Bashie needs to climb up on a chair to access her chocolate stash, which is hidden on the top shelf in her pantry, in a box labeled “Canned Chickpeas.” There’s nothing foodie about her PesekZmans and Kif-Kefs, but their simple, almost innocent flavors leave me with a childlike sense of wonder… and a child’s lack of appetite.

It’s almost time for supper, but my day of adventures has left me no time for cooking. I’ve realized, though, that even more than the chocolate, my visits with Mindy, Tzivi, and Bashie have restored my faith in humanity. So if you really have no friends, I’d recommend making some.

You can’t have mine, though. I already ate all their chocolate.

One of my favorite annual jaunts is my shalach manos-planning excursion, when I prowl the aisles at my local paper goods store, Amazing Savings, and the Dollar Tree, checking out all their latest offerings and figuring out what I’ll be giving that year.

I pride myself on crafting jaw-dropping packages that are my own invention, not ripped off of the frum magazine’s shalach manos supplement, as if everyone hasn’t already seen those.

But all of my sisters keep telling me that I should start buying my supplies on AliExpress for a fraction of the price. I know that I’m just buying the same stuff, at a 200% markup, but there’s something about getting to see and touch the products that just gets my creative juices flowing.

Plus I hate having to order my stuff on Chol Hamoed Succos to ensure that it makes the transit from China on time. What do you think I should do?

Elisheva Appel responds:

With the plethora of shopping opportunities that abound, it’s no wonder that your average frum housewife feels slightly confuddled when it’s time to create her shopping list. Should she go budget or high-end? Translucent or tinted? Precut or custom? And that’s just the cellophane!

Here, with a carefully responsible and neutral tone, Family First speaks to our community’s most noted mechanchos, rabbanim, therapists, and party planners to hear their thoughts on one of society’s most pressing issues.

“I always use the cellophane bags in the 6”x3.25”x13.5” size,” says Rebbetzin Leah Wachsler, whose home-baked biscotti are a Purim highlight in her Lakewood enclave. “I like having a few inches at the top to show off the coordinating chiffon bow. They come with adhesive pre-applied, but I prefer tying them with a ribbon for some understated, affordable elegance.”

Psychiatrist Dr. Naama Neuman disagrees, noting that online shopping offers an added degree of anonymity that makes many women feel more comfortable. “Plus, cellophane bags are so 2007,” she adds. “I advise all of my patients to utilize Lucite boxes for a more transparent, vulnerable feel.”

“You see?” Debbie,* a generic respondent crafted to feel relatable to a wide swath of readership, makes an aggravated gesture. “This is why we’re so stuck. The conflicting advice, the pressure… I think we’re just going to go to Miami this year and give out those tzedakah cards.”

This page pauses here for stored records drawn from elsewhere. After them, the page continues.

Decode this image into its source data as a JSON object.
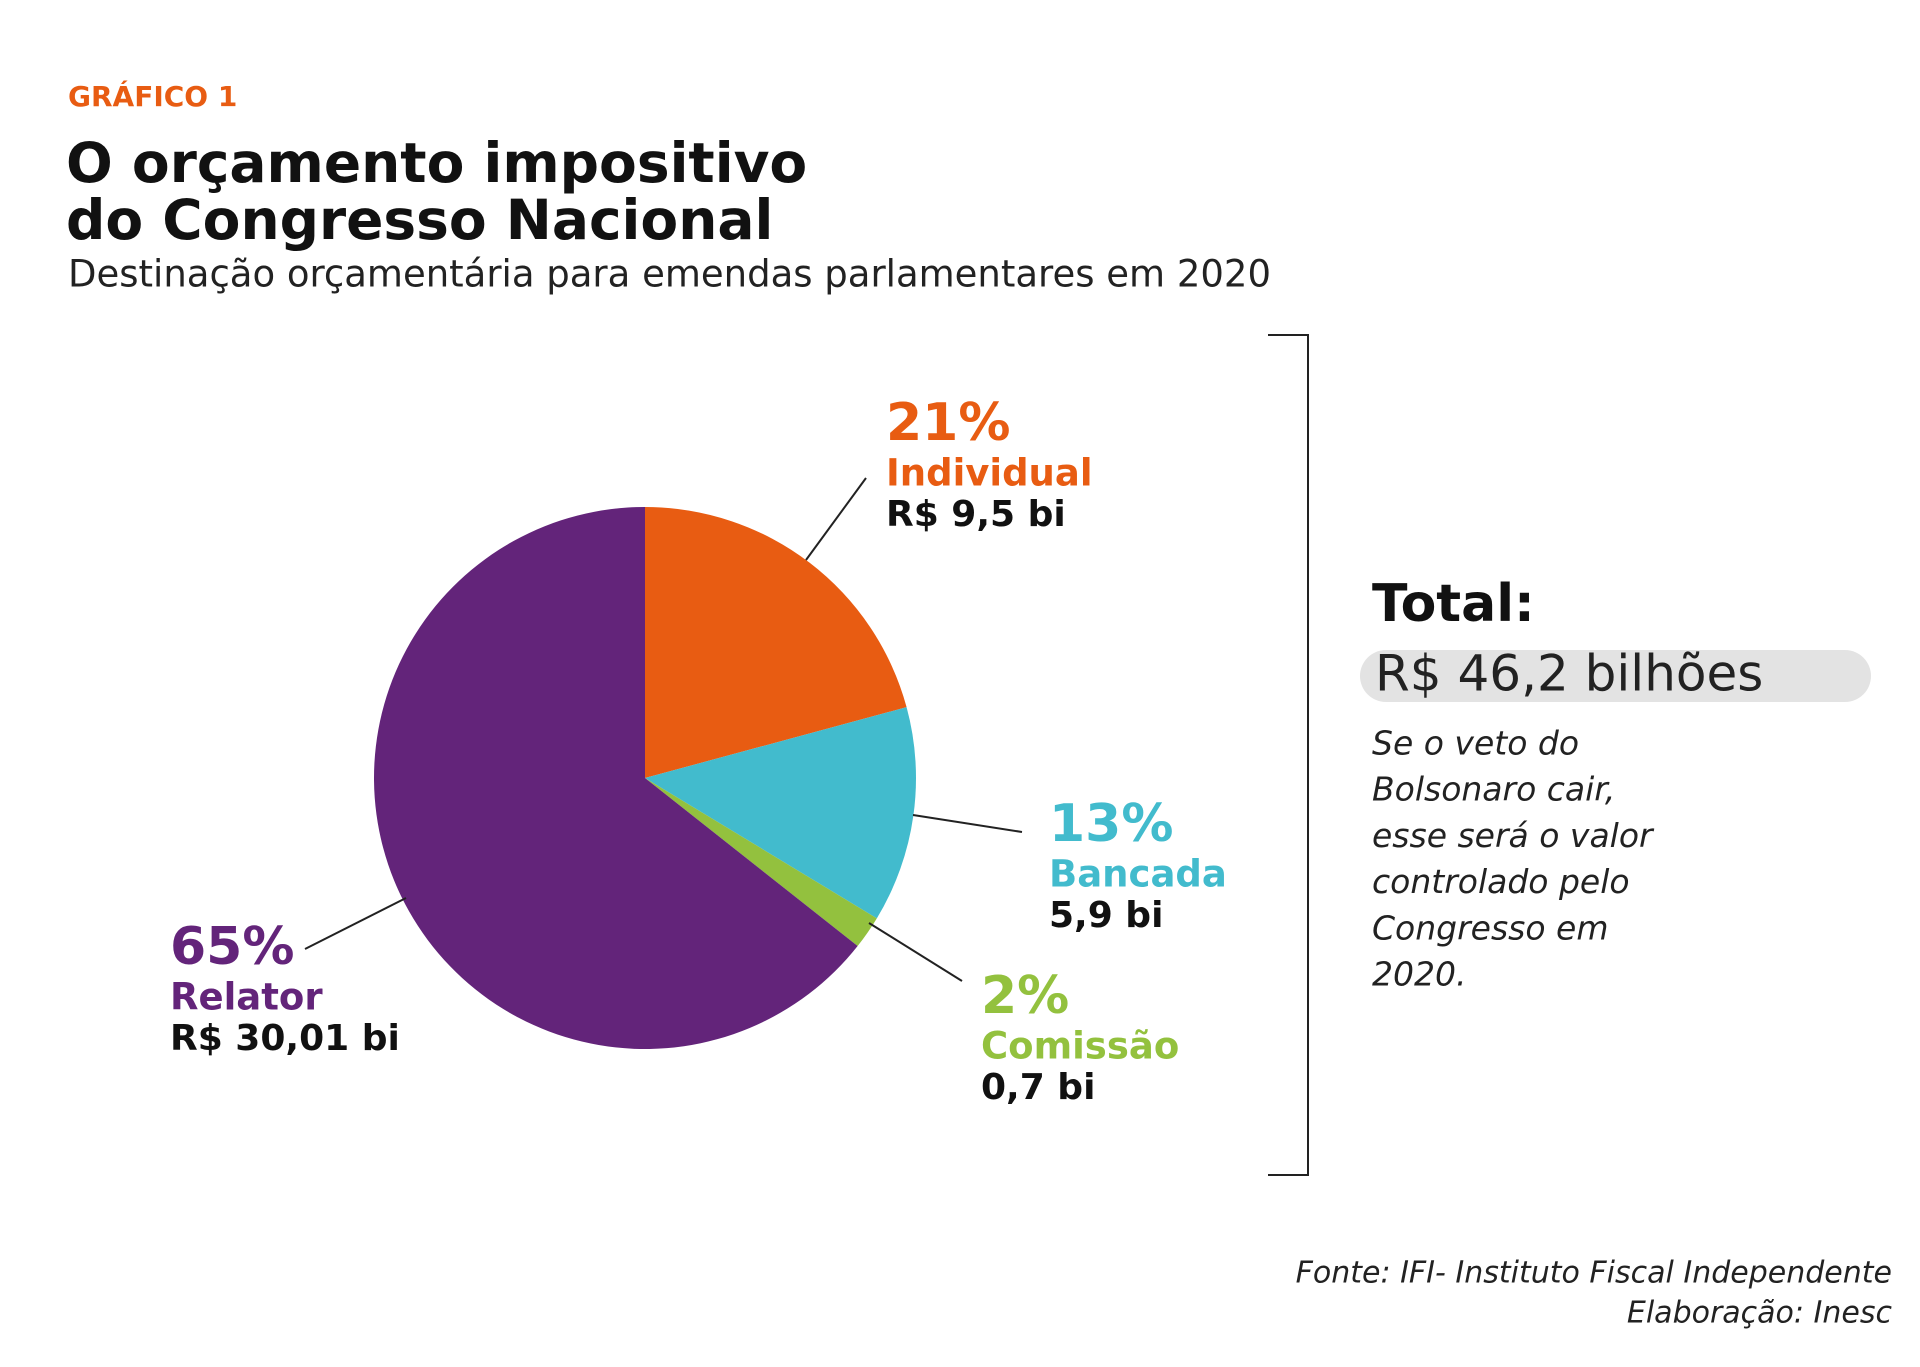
{
  "header": {
    "label": "GRÁFICO 1",
    "title_lines": [
      "O orçamento impositivo",
      "do Congresso Nacional"
    ],
    "subtitle": "Destinação orçamentária para emendas parlamentares em 2020"
  },
  "chart_data": {
    "type": "pie",
    "categories": [
      "Individual",
      "Bancada",
      "Comissão",
      "Relator"
    ],
    "values": [
      21,
      13,
      2,
      65
    ],
    "value_labels": [
      "21%",
      "13%",
      "2%",
      "65%"
    ],
    "amount_labels": [
      "R$ 9,5 bi",
      "5,9 bi",
      "0,7 bi",
      "R$ 30,01 bi"
    ],
    "colors": [
      "#e85c12",
      "#42bbcd",
      "#93c13e",
      "#63247a"
    ]
  },
  "total": {
    "label": "Total:",
    "value": "R$ 46,2 bilhões",
    "note_lines": [
      "Se o veto do",
      "Bolsonaro cair,",
      "esse será o valor",
      "controlado pelo",
      "Congresso em",
      "2020."
    ]
  },
  "footer": {
    "source": "Fonte: IFI- Instituto Fiscal Independente",
    "credit": "Elaboração: Inesc"
  }
}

But are preprinted donation cards really an acceptable way to fulfill the mitzvas hayom? Family First turns to the Meikiler Rav for his response.

“Don’t ask me any more questions about shalach manos!” The Rav throws his wise hands up in submission. “Themes, schmemes. I know this is a trick question.

“You don’t want to hear that you only need two minim, you want my go-ahead to spend three weeks in a crafting and baking frenzy, and you want me to convince your husband that not only is this normal, but he should deliver all of these packages and make sure to hold them all perfectly level as he does it so that nothing falls apart. You don’t need daas Torah, you need a psychiatrist!